After the way we’d been attacked at the meat factory, I couldn’t help suspecting it was something awful they wanted to do to me.

This was a trap. I didn’t know why the teardrop symbol was here, but the people responsible must have known about it too and realized we’d come here soon. Maybe I’d slipped up somewhere along my journey and they’d figured out I was headed this way right now.

It didn’t matter which was true. The only important thing was getting out of here before that trap was sprung on me.

I turned, intent on marching to the closest spot where I could easily leap to the fence and vanish without a trace, but at the same moment, the thump of several footfalls reached my ears from the direction of the front gate. With a hitch of my heart, I ducked as close to the roof as I could get.
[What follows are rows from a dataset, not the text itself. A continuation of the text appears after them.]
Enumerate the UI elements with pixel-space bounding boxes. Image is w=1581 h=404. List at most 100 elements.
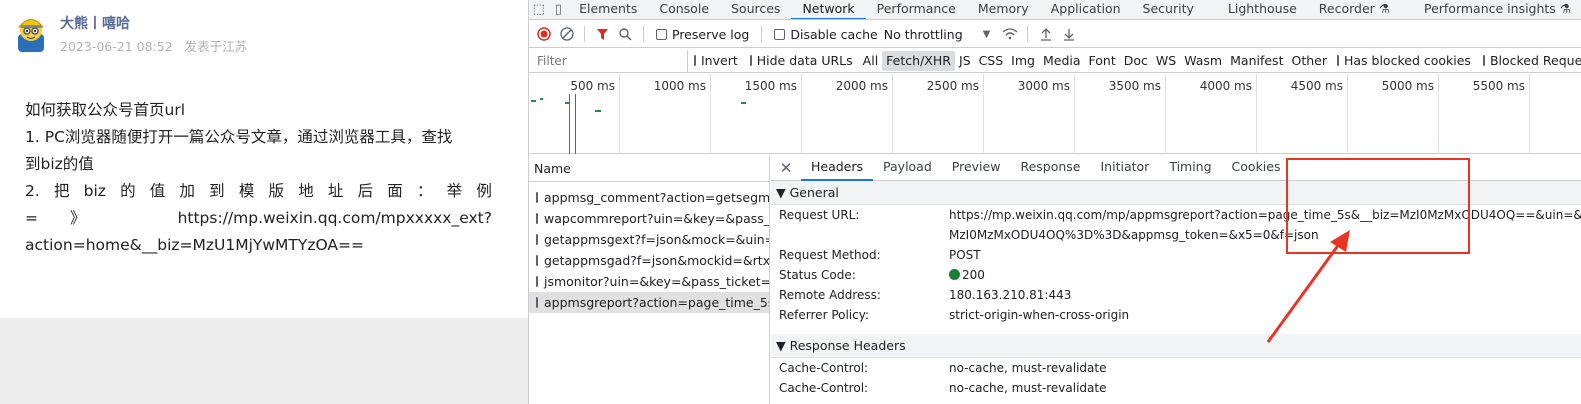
filter-type-css[interactable]: CSS [975,51,1008,71]
tab-application[interactable]: Application [1040,0,1132,19]
word: 》 [70,209,86,227]
filter-type-fetch-xhr[interactable]: Fetch/XHR [882,50,955,71]
search-icon[interactable] [614,24,637,44]
network-conditions-icon[interactable] [998,24,1021,44]
hide-data-urls-checkbox[interactable] [749,55,752,66]
name-column-header[interactable]: Name [529,155,769,182]
referrer-policy-row: Referrer Policy: strict-origin-when-cros… [771,305,1581,325]
tab-headers[interactable]: Headers [801,155,874,181]
request-name: appmsg_comment?action=getsegmen... [544,190,769,205]
tick-label: 4000 ms [1199,79,1252,93]
tick-label: 5500 ms [1472,79,1525,93]
has-blocked-cookies-checkbox[interactable] [1336,55,1339,66]
close-icon[interactable]: ✕ [771,159,801,177]
word: 到 [209,182,225,200]
request-row[interactable]: getappmsgext?f=json&mock=&uin=... [529,229,769,250]
filter-type-doc[interactable]: Doc [1120,51,1152,71]
article-body: 如何获取公众号首页url 1. PC浏览器随便打开一篇公众号文章，通过浏览器工具… [25,97,492,259]
referrer-policy-key: Referrer Policy: [779,308,869,322]
upload-icon[interactable] [1034,24,1057,44]
tab-initiator[interactable]: Initiator [1091,155,1160,181]
download-icon[interactable] [1057,24,1080,44]
has-blocked-cookies-label: Has blocked cookies [1343,53,1471,68]
tick-label: 2500 ms [926,79,979,93]
request-row[interactable]: appmsg_comment?action=getsegmen... [529,187,769,208]
status-code-row: Status Code: 200 [771,265,1581,285]
chevron-down-icon[interactable]: ▼ [983,29,991,40]
request-row[interactable]: jsmonitor?uin=&key=&pass_ticket=&... [529,271,769,292]
request-name: wapcommreport?uin=&key=&pass_ti... [544,211,769,226]
throttling-select[interactable]: No throttling [884,27,963,42]
invert-checkbox[interactable] [694,55,696,66]
post-date: 2023-06-21 08:52 [60,39,173,54]
status-code-value: 200 [949,268,985,282]
filter-type-wasm[interactable]: Wasm [1180,51,1226,71]
request-row[interactable]: getappmsgad?f=json&mockid=&rtx=... [529,250,769,271]
word: ： [416,182,433,200]
word: 地 [298,182,314,200]
request-row-selected[interactable]: appmsgreport?action=page_time_5s&... [529,292,769,313]
tab-sources[interactable]: Sources [720,0,791,19]
tab-console[interactable]: Console [648,0,720,19]
word: 的 [120,182,136,200]
timeline-tick: 2000 ms [802,74,893,154]
filter-type-img[interactable]: Img [1007,51,1039,71]
filter-type-font[interactable]: Font [1085,51,1120,71]
devtools-tabbar: ⬚ ▯ Elements Console Sources Network Per… [529,0,1581,20]
avatar[interactable] [12,12,50,52]
preserve-log-checkbox[interactable] [656,28,667,40]
timeline-bar [595,110,601,112]
tab-response[interactable]: Response [1010,155,1090,181]
tick-label: 5000 ms [1381,79,1434,93]
timeline-tick: 3500 ms [1075,74,1166,154]
tab-memory[interactable]: Memory [967,0,1040,19]
filter-icon[interactable] [591,24,614,44]
article-line: 1. PC浏览器随便打开一篇公众号文章，通过浏览器工具，查找 [25,128,453,146]
tab-elements[interactable]: Elements [568,0,648,19]
timeline-tick: 3000 ms [984,74,1075,154]
response-headers-section-header[interactable]: ▼ Response Headers [771,334,1581,358]
filter-type-other[interactable]: Other [1287,51,1331,71]
tab-timing[interactable]: Timing [1159,155,1221,181]
tab-performance[interactable]: Performance [866,0,967,19]
request-method-value: POST [949,248,981,262]
tab-security[interactable]: Security [1132,0,1205,19]
network-timeline[interactable]: 500 ms 1000 ms 1500 ms 2000 ms 2500 ms 3… [529,74,1581,154]
inspect-element-icon[interactable]: ⬚ [529,0,549,19]
record-icon[interactable] [532,24,555,44]
tab-lighthouse[interactable]: Lighthouse [1217,0,1308,19]
tab-network[interactable]: Network [791,0,866,19]
clear-icon[interactable] [555,24,578,44]
divider [584,26,585,42]
filter-type-js[interactable]: JS [955,51,975,71]
row-icon [536,255,538,266]
blocked-requests-checkbox[interactable] [1482,55,1485,66]
tab-preview[interactable]: Preview [942,155,1011,181]
filter-type-ws[interactable]: WS [1152,51,1180,71]
disable-cache-checkbox[interactable] [774,28,786,40]
article-line: 2. 把 biz 的 值 加 到 模 版 地 址 后 面 ： 举 例 [25,178,492,205]
filter-type-manifest[interactable]: Manifest [1226,51,1287,71]
timeline-bar [540,98,543,100]
article-line: 如何获取公众号首页url [25,101,186,119]
row-icon [536,234,538,245]
request-name: getappmsgad?f=json&mockid=&rtx=... [544,253,769,268]
cache-control-row: Cache-Control: no-cache, must-revalidate [771,378,1581,398]
tab-payload[interactable]: Payload [873,155,942,181]
tab-recorder[interactable]: Recorder ⚗ [1308,0,1401,19]
cache-control-value: no-cache, must-revalidate [949,361,1107,375]
filter-type-all[interactable]: All [859,51,883,71]
article-panel: 大熊丨嘻哈 2023-06-21 08:52 发表于江苏 如何获取公众号首页ur… [0,0,528,404]
author-name[interactable]: 大熊丨嘻哈 [60,13,130,33]
word: 值 [149,182,166,200]
tab-cookies[interactable]: Cookies [1222,155,1291,181]
request-row[interactable]: wapcommreport?uin=&key=&pass_ti... [529,208,769,229]
filter-input[interactable] [533,49,688,72]
remote-address-row: Remote Address: 180.163.210.81:443 [771,285,1581,305]
filter-type-media[interactable]: Media [1039,51,1085,71]
tick-label: 3500 ms [1108,79,1161,93]
device-toolbar-icon[interactable]: ▯ [549,0,569,19]
remote-address-key: Remote Address: [779,288,881,302]
word: 加 [179,182,195,200]
tab-performance-insights[interactable]: Performance insights ⚗ [1413,0,1581,19]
There was a rattling sound by the gate and a murmur of low voices. I flattened myself, braced to make a run for it as soon as I was sure I had a good opening. Then the gate swung open, and it wasn’t enemies but the men I’d left back at the apartment who strode into the storage facility.

They didn’t throw caution to the wind. I saw Blaze make a gesture toward the nearest camera and them all adjust their course to avoid it, and their heads swiveled to watch for any threat around them. But they marched quickly toward the aisle with the unit I’d already determined the geocoordinates pointed to with less stealth and wariness than I wished they’d used. They didn’t notice me where I was crouched on the roof a few aisles away.

I straightened up and waved my arms, but they didn’t glance my way again, already finished with their scan of the rooftops. They were focused on the environment at their eye level now. My chest itched with the urge to yell, but if this was a trap, that would only alert whoever was waiting to spring it that I was on to them. Shit.

Continuing to gesture in the hopes of getting the crew’s attention, I darted along the roof with feet set as silently as I could manage. If I could just get in front of them instead of off to the side, they’d have to notice me. My pulse thudded through my veins.

Maybe I was wrong about the trap. Maybe there was a normal explanation for everything that’d unnerved me. I desperately hoped that was true—but I couldn’t stake their lives and mine on that hope.

Why weren’t they picking up on the same clues? I guessed I couldn’t blame them for missing the cameras, since I hadn’t spotted the oddity with them until I was up here. But coming through the front gate had been a bold move. It was as if they were in so much of a hurry that they’d set aside caution for haste. What was so urgent about this investigation?

Me, I realized with a jolt of shock. That was the only conceivable explanation. They’d obviously realized I’d come here following the alert on Blaze’s computer, and they’d rushed after me. The bigger question was why exactly it’d mattered so much to them, but I could ask them that after we were all out of here safely.